僕たちがリリィの部屋に転移をすると、そこではリリィ直属の騎士団【蒼】の団長であるアイラさんが入り口付近で立って待っていた。
「お帰りなさいませ。リリィ王女殿下。
それにナギ様と華奈様も」
「ただいま戻りました。
アイラ、お父様に報告をお願いしてもいい?」
「かしこまりました」
アイラさんはドアの外に出ると部下の一人をクルスさんの所へ帰還の報告へと向かわせたようだ。

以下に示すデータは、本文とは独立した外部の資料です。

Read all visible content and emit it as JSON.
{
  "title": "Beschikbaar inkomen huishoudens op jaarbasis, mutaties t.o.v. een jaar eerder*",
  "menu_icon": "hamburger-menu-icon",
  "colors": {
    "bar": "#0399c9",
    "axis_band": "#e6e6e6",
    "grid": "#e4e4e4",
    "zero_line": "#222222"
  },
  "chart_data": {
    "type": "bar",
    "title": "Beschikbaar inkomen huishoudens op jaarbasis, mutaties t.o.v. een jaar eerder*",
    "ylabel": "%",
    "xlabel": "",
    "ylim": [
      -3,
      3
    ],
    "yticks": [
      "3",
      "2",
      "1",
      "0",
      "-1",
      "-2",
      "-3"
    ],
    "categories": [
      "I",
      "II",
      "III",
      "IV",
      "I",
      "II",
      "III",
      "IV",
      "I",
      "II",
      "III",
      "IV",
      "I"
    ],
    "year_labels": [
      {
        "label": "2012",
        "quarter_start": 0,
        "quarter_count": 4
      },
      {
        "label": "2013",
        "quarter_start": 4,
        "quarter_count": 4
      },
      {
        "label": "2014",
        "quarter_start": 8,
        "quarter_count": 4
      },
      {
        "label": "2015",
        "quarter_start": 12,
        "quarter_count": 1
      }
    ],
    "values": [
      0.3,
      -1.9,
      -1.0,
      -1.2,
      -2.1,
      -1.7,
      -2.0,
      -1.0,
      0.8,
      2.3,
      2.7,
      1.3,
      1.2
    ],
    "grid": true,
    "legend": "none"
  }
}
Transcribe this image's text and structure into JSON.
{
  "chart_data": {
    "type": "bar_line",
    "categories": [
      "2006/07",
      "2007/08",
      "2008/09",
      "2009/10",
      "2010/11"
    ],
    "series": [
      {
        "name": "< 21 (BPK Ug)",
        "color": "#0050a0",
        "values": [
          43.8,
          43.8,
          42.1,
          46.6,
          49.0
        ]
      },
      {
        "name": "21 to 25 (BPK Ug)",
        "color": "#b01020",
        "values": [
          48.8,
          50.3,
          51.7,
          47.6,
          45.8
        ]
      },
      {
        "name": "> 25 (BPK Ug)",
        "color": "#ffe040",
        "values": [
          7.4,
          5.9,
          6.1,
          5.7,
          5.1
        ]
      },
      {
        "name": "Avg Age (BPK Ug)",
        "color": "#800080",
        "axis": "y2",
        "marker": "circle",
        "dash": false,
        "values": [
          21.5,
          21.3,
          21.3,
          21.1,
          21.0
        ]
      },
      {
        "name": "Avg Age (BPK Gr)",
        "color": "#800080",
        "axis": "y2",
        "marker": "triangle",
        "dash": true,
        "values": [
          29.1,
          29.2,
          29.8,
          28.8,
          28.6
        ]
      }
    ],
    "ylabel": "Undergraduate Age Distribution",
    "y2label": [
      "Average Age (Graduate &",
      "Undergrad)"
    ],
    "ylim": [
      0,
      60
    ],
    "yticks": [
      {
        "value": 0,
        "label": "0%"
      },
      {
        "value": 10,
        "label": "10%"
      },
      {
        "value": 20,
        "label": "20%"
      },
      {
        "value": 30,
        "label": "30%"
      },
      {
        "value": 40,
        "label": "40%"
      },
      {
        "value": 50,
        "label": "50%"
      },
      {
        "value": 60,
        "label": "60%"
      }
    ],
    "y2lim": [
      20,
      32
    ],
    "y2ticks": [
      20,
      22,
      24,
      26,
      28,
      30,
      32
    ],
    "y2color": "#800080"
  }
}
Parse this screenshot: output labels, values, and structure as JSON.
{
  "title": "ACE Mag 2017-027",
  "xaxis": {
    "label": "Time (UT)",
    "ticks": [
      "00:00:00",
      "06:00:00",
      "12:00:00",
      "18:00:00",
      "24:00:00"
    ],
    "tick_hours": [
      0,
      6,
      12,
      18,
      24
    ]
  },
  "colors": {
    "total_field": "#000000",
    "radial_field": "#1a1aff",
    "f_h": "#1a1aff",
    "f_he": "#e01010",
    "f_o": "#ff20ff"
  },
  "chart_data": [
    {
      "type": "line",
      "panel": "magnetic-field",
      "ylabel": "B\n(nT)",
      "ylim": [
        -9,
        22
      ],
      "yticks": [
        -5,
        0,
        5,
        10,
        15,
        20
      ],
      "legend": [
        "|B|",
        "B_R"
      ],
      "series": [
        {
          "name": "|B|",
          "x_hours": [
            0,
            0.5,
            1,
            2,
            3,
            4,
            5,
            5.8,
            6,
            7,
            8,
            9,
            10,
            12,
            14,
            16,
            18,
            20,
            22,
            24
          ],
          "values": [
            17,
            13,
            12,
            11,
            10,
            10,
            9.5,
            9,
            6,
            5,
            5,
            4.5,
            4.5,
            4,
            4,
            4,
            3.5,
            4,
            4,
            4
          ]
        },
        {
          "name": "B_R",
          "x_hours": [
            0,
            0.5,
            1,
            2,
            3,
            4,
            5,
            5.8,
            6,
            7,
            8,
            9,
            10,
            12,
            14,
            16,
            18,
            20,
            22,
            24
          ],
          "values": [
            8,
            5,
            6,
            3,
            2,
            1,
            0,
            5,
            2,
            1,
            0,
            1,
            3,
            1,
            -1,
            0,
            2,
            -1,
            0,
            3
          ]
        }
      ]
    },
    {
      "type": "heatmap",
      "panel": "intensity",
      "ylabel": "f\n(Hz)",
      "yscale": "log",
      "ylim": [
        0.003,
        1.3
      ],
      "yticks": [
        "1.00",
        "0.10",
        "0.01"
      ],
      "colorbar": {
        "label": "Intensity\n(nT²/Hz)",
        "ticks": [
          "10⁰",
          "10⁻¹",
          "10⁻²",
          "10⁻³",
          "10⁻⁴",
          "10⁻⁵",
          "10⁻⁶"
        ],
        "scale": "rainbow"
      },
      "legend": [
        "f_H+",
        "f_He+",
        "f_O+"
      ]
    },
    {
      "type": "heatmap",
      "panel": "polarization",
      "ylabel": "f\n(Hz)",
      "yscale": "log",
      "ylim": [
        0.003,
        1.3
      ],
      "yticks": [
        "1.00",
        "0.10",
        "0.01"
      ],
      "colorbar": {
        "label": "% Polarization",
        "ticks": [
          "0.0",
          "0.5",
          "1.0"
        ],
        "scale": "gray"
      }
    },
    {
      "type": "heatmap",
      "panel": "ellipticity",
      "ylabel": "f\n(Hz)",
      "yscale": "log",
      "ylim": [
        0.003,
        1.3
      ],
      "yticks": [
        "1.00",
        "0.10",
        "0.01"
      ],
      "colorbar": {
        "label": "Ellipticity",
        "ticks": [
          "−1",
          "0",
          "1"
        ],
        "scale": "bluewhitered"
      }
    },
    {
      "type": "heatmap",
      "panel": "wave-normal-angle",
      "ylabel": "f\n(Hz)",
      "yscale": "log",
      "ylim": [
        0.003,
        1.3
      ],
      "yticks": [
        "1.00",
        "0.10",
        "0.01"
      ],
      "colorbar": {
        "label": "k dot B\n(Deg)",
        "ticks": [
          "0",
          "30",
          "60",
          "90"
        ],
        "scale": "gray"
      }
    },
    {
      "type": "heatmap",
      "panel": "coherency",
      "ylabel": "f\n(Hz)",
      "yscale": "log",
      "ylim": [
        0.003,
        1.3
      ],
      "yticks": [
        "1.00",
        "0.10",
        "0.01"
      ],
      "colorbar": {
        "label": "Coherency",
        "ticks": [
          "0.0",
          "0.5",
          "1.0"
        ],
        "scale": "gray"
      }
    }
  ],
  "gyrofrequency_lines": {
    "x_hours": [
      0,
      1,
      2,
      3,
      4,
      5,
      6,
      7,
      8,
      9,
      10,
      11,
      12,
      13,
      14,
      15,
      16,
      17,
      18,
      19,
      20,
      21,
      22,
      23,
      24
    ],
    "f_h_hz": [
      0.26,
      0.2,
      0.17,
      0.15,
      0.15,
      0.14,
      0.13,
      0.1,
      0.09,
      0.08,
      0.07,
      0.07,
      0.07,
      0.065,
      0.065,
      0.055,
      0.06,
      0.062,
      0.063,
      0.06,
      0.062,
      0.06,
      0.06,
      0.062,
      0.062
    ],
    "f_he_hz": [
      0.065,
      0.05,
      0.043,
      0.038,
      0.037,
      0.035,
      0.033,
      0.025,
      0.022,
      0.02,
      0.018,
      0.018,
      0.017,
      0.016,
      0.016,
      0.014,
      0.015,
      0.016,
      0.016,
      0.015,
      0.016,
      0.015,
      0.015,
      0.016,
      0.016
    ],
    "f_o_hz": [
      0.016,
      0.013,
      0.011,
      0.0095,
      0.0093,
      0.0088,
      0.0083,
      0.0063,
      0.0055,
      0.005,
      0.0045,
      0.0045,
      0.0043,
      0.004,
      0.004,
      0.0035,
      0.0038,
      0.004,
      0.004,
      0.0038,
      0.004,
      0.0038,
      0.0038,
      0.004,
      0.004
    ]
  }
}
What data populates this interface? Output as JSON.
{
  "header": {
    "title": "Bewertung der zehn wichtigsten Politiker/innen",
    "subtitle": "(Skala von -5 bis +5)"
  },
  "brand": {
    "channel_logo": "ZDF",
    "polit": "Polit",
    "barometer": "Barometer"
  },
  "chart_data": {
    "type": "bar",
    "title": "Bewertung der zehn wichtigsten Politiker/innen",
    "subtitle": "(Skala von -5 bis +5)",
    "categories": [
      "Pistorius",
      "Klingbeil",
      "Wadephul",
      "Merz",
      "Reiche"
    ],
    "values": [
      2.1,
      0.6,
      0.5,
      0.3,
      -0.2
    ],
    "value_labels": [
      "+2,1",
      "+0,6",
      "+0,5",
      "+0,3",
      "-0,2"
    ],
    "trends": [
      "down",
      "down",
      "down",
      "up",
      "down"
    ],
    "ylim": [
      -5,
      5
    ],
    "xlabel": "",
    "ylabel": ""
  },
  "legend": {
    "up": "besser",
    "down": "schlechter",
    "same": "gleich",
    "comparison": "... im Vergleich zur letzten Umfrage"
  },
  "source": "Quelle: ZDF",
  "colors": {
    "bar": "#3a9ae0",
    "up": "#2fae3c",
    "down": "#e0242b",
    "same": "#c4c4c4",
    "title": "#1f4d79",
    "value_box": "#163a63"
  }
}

残った僕たちは飲み物を用意して、ソファーに座るとゆったりとくつろぎ始めた。
最近は、歩き詰めで宿なんかのベットは固かったので柔らかいソファーは久しぶりだ。
見れば、華奈とリリィも溶けかけているように見える。
十分後。
アイラさんがクルスさんを案内して部屋に入って来た。
僕は空いたカップに飲み物を入れるとソファーの空いていた所に座らせてお茶を置く。
ぱっと見で既に疲れが出てきているようでいつもの覇気が感じられない。
クルスさんが一息つくのを待って帰還報告を始める。
「お父様、マルスリオン帝国より無事帰還しました」
「ああ、無事なようで何よりだ。
三人とも元気そうで良かった。
で、成果の方はどうか?」
「魔王関連は噂も一切なく不明でした。
ただ、領内に入ってからギルドで従軍依頼がありましたのでそちらの方の情報はかなり集めてきました。
急ぎ文章でまとめて報告します」
「おお、それはよくやった。
今、外に出ている勇者一行も戦争に出すつもりは無いが一応呼び寄せている。
明日までには全員戻って来れるようだから、明日勇者たちが戻り次第大規模な現状の共有と対策会議を行う予定だ。
三人もこれに参加してほしい」
「分かりました」
リリィが代表してそう答えた。
その後は、仕入れて来た情報を話しながらお茶やお菓子を食べさせクルスさんを休ませる。
そして、三十分ほど経った後に僕が短時間で仕上げた報告書を持つと、しっかり休んでくれと言い残してクルスさんは執務室へと戻っていった。